Last month, the UC Office of Admissions announced that it would be modifying the undergraduate application for freshmen applying in the upcoming fall semester, replacing the two essay prompts with eight new questions.
The new questions are called “personal insight questions” because they attempt to reveal more about applicants’ lives. Potential students must choose four of the eight prompts to answer and are limited to 350 words for each response, as opposed to the 1,000 words divided between two essays required by the former process.
“The goal of the change is to make it easier for students to tell the University of California about themselves,” said Kate Moser, a UC spokesperson. “We’re always refining our process, and we feel that these prompts will better reflect student voices and personalities.”
The UC Office of Admissions uses a comprehensive review process rather than only looking at grades and test scores, Moser said. Moser added that for this reason, the personal statement is very significant.
The transfer application will also change, according to Moser.

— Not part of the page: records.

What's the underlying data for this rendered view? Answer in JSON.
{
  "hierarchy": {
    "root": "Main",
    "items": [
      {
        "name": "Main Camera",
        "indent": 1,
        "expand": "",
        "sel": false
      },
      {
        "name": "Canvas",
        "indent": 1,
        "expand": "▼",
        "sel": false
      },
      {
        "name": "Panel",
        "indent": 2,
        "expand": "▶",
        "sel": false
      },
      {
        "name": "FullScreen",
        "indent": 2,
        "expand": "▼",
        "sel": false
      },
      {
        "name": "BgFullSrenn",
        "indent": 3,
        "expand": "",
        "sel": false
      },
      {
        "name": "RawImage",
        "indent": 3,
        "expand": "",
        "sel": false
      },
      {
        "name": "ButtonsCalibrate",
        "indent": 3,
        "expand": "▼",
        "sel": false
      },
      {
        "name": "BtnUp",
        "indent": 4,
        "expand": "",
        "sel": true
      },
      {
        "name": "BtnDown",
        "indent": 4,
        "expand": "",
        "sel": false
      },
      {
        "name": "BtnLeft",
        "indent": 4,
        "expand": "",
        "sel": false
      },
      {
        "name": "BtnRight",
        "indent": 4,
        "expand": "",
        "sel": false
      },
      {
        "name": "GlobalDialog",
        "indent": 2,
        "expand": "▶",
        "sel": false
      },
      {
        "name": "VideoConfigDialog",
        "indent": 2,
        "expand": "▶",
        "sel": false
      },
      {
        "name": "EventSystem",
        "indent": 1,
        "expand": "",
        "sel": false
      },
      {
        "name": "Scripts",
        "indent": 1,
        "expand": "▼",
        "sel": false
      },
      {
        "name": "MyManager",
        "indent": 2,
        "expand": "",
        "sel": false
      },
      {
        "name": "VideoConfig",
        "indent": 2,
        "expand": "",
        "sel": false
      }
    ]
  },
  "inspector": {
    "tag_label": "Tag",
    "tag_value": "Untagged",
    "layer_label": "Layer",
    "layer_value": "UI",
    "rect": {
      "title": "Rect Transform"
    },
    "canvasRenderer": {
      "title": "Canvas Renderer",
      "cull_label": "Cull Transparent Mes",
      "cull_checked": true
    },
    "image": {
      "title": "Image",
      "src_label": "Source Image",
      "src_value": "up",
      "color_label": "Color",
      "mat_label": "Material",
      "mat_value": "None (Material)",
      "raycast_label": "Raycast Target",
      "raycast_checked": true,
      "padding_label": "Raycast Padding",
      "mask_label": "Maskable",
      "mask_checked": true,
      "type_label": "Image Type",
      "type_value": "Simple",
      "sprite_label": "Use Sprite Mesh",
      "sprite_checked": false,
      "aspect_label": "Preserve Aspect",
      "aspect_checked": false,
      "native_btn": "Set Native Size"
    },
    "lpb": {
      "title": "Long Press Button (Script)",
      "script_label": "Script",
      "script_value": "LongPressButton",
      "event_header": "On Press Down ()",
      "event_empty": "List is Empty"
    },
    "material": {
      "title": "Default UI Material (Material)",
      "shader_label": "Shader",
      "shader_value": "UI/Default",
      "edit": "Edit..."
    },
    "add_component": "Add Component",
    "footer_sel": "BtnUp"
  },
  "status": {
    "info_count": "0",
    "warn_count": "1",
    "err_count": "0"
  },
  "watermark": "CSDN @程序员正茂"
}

Transfer applicants will now answer one required question and respond to three questions out of seven options.
UC Davis admissions public adviser Travis Candieas shared Moser’s perspective, adding that the new questions are more specific and better cover applicants’ lives.
Amy Jarich, the UC Berkeley assistant vice chancellor and director of undergraduate admissions, said in a statement that applicants will now have more space to express themselves, given the increase in total word count. Jarich added that the students will also have more freedom of choice, as they will be able to choose which four questions they wish to answer.
Admitted students, however, expressed more mixed feelings toward the change.
William Euerle, a Willow Glen High School senior who plans to attend UC Berkeley College of Engineering in the fall, said he was grateful that the new prompts would not be affecting him.
“I understand that admissions officers like to see a lot more responses, but for me, it was easier to go more in-depth in two questions,” Euerle said. “I’m not sure if they’re going to be as deep or if they’re going to be more surface level on a variety of topics.”
On the other hand, Jasmine Kennedy, a Berkeley High School senior who was also accepted to UC Berkeley but will be attending Yale University in the fall, believed that the change to the new prompts would be beneficial to applicants.
Kennedy said the increased number of questions would force students to convey multiple aspects of themselves to the admissions officers. She added that the new prompts would allow students the opportunity to be more original and creative.
“The prompts are so old and they’ve been used for a very long time, a lot of people have a lot of preconceived notions about what to write about it,” Kennedy said. “The fact that these are new will give students a new perspective and will really allow them to write from the heart.”
The new personal insight questions will be effective for high school students applying to UC schools for enrollment in the fall 2017 semester, which opens Aug. 1.